Vaudrey had taken her hand to clasp it between his fingers with a slightly nervous grasp. The trustful, good-natured, pure smile that Adrienne gave him, recalled the anxious, distracted expression on Marianne’s lip.
“Dear wife!”
He sought to find a word, a cry, some consolation, a sort of caress, proceeding from one heart and penetrating the other. He could find none.
“Come!” said Guy. “I am going to leave you, and if you will allow me, madame, I will occasionally come here and tell you all the outside tittle-tattle.”
“You will always be welcome, Monsieur de Lissac,” Adrienne said, as she extended her hand to him.
Guy bowed to Madame Vaudrey in a most profoundly respectful way.
Sulpice accompanied him through the salons as far as the hall.
“Do you want me to tell you?” said Lissac. “Your wife is very weary, take care! This big mansion is not very cheerful. One must inevitably catch colds in it, and then a woman to be all alone here! A form of imprisonment! Do not neglect to wheedle the majority, my dear minister, but don’t forget your wife. Come! I will not act traitorously toward you, but I warn you that if I often find your wife melancholy, as she is to-day, I will tell her that I adore her. Yes! yes! your wife is charming. I would give all the orders in the world for a lock of her hair. Adieu, Monsieur le Ministre.”
“Great idiot,” said Vaudrey, giving him a little friendly, gentle tap on the neck.
“Be it so, but if you do not love her well enough, I shall fall in love with her, and I forewarn you that it is much better that I should than any other. Au revoir.”
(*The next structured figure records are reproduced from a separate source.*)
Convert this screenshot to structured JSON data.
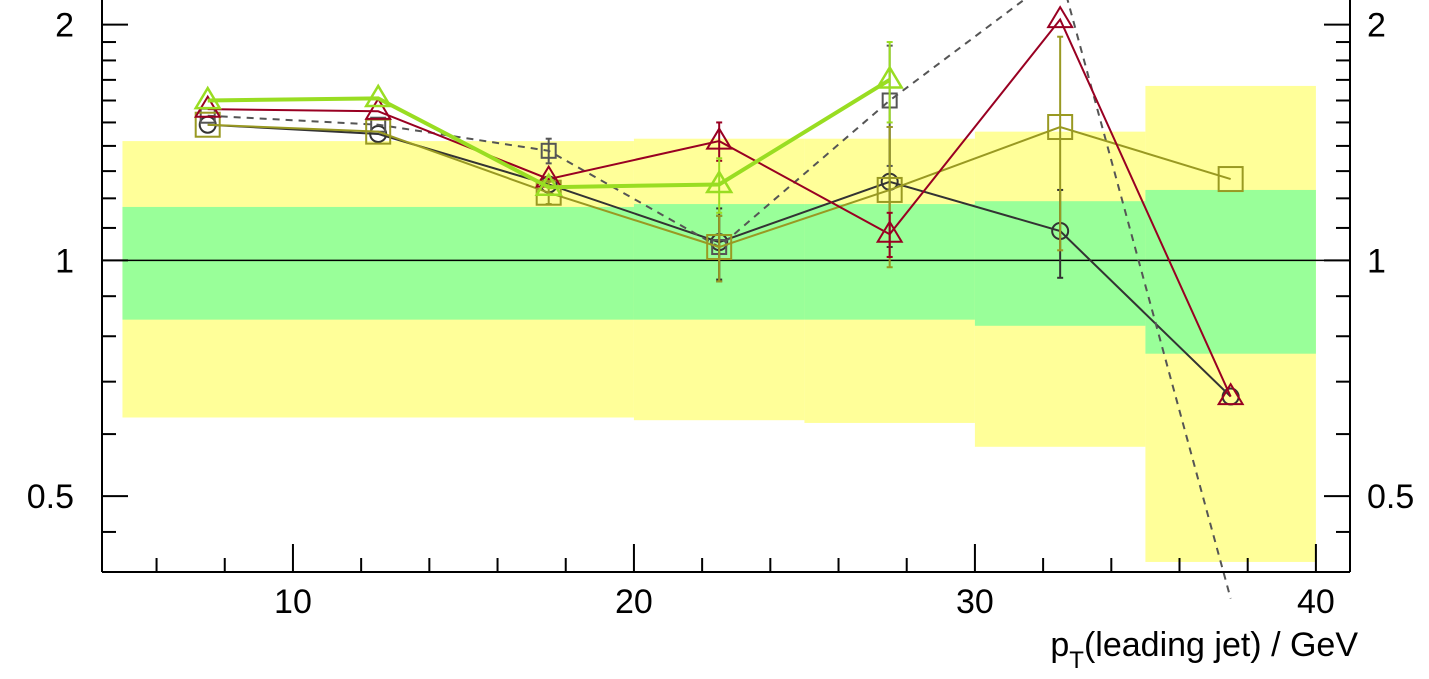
{
  "chart_data": {
    "type": "line",
    "title": "",
    "xlabel": {
      "main": "p",
      "sub": "T",
      "rest": "(leading jet) / GeV"
    },
    "ylabel": "",
    "xlim": [
      4.4,
      41.0
    ],
    "ylim": [
      0.4,
      2.15
    ],
    "y_scale": "log",
    "x_ticks": [
      "10",
      "20",
      "30",
      "40"
    ],
    "x_tick_values": [
      10,
      20,
      30,
      40
    ],
    "y_ticks_left": [
      "0.5",
      "1",
      "2"
    ],
    "y_ticks_right": [
      "0.5",
      "1",
      "2"
    ],
    "y_tick_values": [
      0.5,
      1,
      2
    ],
    "reference_line": 1,
    "bands": {
      "yellow": {
        "color": "#ffff99",
        "bins": [
          {
            "x0": 5,
            "x1": 20,
            "lo": 0.63,
            "hi": 1.42
          },
          {
            "x0": 20,
            "x1": 25,
            "lo": 0.625,
            "hi": 1.43
          },
          {
            "x0": 25,
            "x1": 30,
            "lo": 0.62,
            "hi": 1.43
          },
          {
            "x0": 30,
            "x1": 35,
            "lo": 0.578,
            "hi": 1.46
          },
          {
            "x0": 35,
            "x1": 40,
            "lo": 0.412,
            "hi": 1.67
          }
        ]
      },
      "green": {
        "color": "#99ff99",
        "bins": [
          {
            "x0": 5,
            "x1": 20,
            "lo": 0.84,
            "hi": 1.17
          },
          {
            "x0": 20,
            "x1": 25,
            "lo": 0.84,
            "hi": 1.18
          },
          {
            "x0": 25,
            "x1": 30,
            "lo": 0.84,
            "hi": 1.18
          },
          {
            "x0": 30,
            "x1": 35,
            "lo": 0.825,
            "hi": 1.19
          },
          {
            "x0": 35,
            "x1": 40,
            "lo": 0.76,
            "hi": 1.23
          }
        ]
      }
    },
    "series": [
      {
        "color": "#333333",
        "marker": "circle",
        "dash": false,
        "width": 2,
        "x": [
          7.5,
          12.5,
          17.5,
          22.5,
          27.5,
          32.5,
          37.5
        ],
        "y": [
          1.49,
          1.45,
          1.25,
          1.055,
          1.26,
          1.09,
          0.67
        ],
        "err": [
          0,
          0,
          0,
          0.11,
          0.22,
          0.14,
          0
        ]
      },
      {
        "color": "#555555",
        "marker": "square-small",
        "dash": true,
        "width": 2,
        "x": [
          7.5,
          12.5,
          17.5,
          22.5,
          27.5,
          32.5,
          37.5
        ],
        "y": [
          1.53,
          1.49,
          1.38,
          1.04,
          1.6,
          2.33,
          0.37
        ],
        "err": [
          0,
          0,
          0.05,
          0.1,
          0.28,
          0,
          0
        ]
      },
      {
        "color": "#999922",
        "marker": "square",
        "dash": false,
        "width": 2,
        "x": [
          7.5,
          12.5,
          17.5,
          22.5,
          27.5,
          32.5,
          37.5
        ],
        "y": [
          1.49,
          1.46,
          1.22,
          1.04,
          1.23,
          1.48,
          1.27
        ],
        "err": [
          0,
          0,
          0.04,
          0.1,
          0.25,
          0.45,
          0
        ]
      },
      {
        "color": "#990022",
        "marker": "triangle",
        "dash": false,
        "width": 2,
        "x": [
          7.5,
          12.5,
          17.5,
          22.5,
          27.5,
          32.5,
          37.5
        ],
        "y": [
          1.56,
          1.55,
          1.27,
          1.42,
          1.08,
          2.03,
          0.67
        ],
        "err": [
          0,
          0,
          0,
          0.08,
          0.07,
          0,
          0
        ]
      },
      {
        "color": "#99dd22",
        "marker": "triangle",
        "dash": false,
        "width": 4,
        "x": [
          7.5,
          12.5,
          17.5,
          22.5,
          27.5
        ],
        "y": [
          1.6,
          1.61,
          1.24,
          1.25,
          1.7
        ],
        "err": [
          0,
          0,
          0,
          0.1,
          0.2
        ]
      }
    ]
  }
}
“Au revoir!” Sulpice repeated.
He tried now to force a smile and went down to his cabinet, where he found heaped-up reports awaiting his attention and he turned the pages over nervously and read them in a very bad humor.
* * * * *
She was quite pale as she looked over Sulpice’s shoulder and saw him rapidly write several lines on the paper, then she spelled:
“Adolphe Gochard—Go-go-ch-a-r-d."_
[Illustration: SULPICE BECOMES SURETY FOR MARIANNE]
II
Madame Vaudrey drew no real pleasure from the commonplace receptions at the ministry, or at her Wednesday at homes, except when by chance, Denis Ramel permitted himself to abandon the Batignolles to call at Place Beauvau, or when Guy enlivened this dull spot by recounting the happenings of the outside world.
Adrienne felt herself terribly isolated; she knew hardly any one in Paris. Since Vaudrey had installed himself in Rue de la Chaussee-d’Antin, she had not had time to form acquaintances among the wives of the deputies to the Assembly, the majority of whom lived in the provinces or dwelt at Versailles for economical reasons.